「両親が休暇に出かけた年」

1970年ブラジルのサッカー熱狂時代、反体制派の両親が「休暇に出かける」とウソを言って地下に潜ったとき、祖父のアパート前に置き去りにされた少年が、隣人の独居老人や近所のユダヤ社会の人々に面倒を見てもらいながら親の帰りを待つ、という物語だ。「ワールドカップまでには帰るからね」という親の言葉から、少年が首を長くして待つのはワールドカップ自体でもある。
ペレがいたブラジル・サッカーの絶頂時代が、強圧的な独裁政権の時代だったことを改めて思い出す。
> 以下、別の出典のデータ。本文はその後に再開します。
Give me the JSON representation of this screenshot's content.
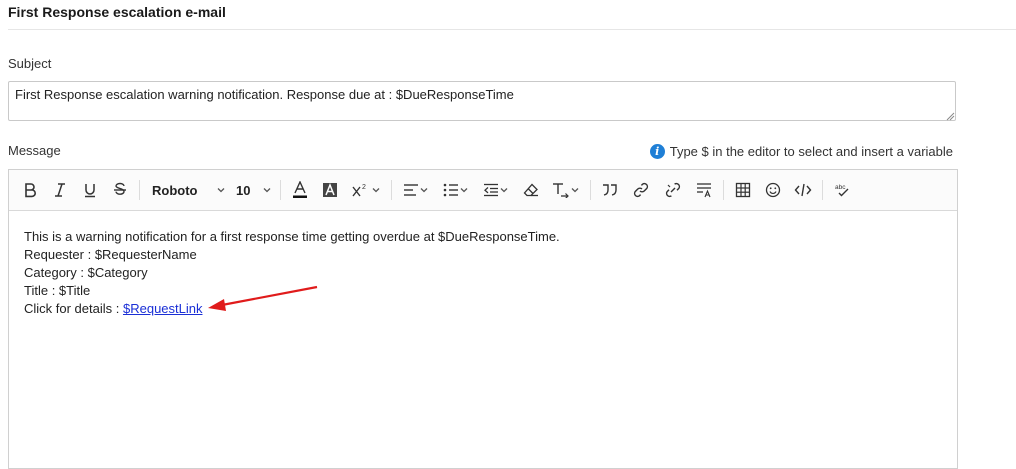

少年の祖父はユダヤ人だが、少年はユダヤ人ではない(母親がユダヤ人でなければ、ユダヤ人ではない)。しぶしぶ「異分子」の面倒を見始めた独居老人はじめ、強いアイデンティティで固く結束するユダヤ人も、サッカーでは熱狂する「ブラジル人」だ。ユダヤ人社会の偏狭なまでのユダヤ性とほほえましいサッカー・ナショナリズムを背景に、少年の孤独となぐさめ、どんな少年にも訪れる思春期のはじまりが、淡々と描かれる。
ユダヤ人社会という「特殊」にサッカーという「普遍」を対比させたのは巧みだが、監督自身、ドイツ系ユダヤ人の父を持つというから、自分の子供時代が下敷きになっているのかもしれない。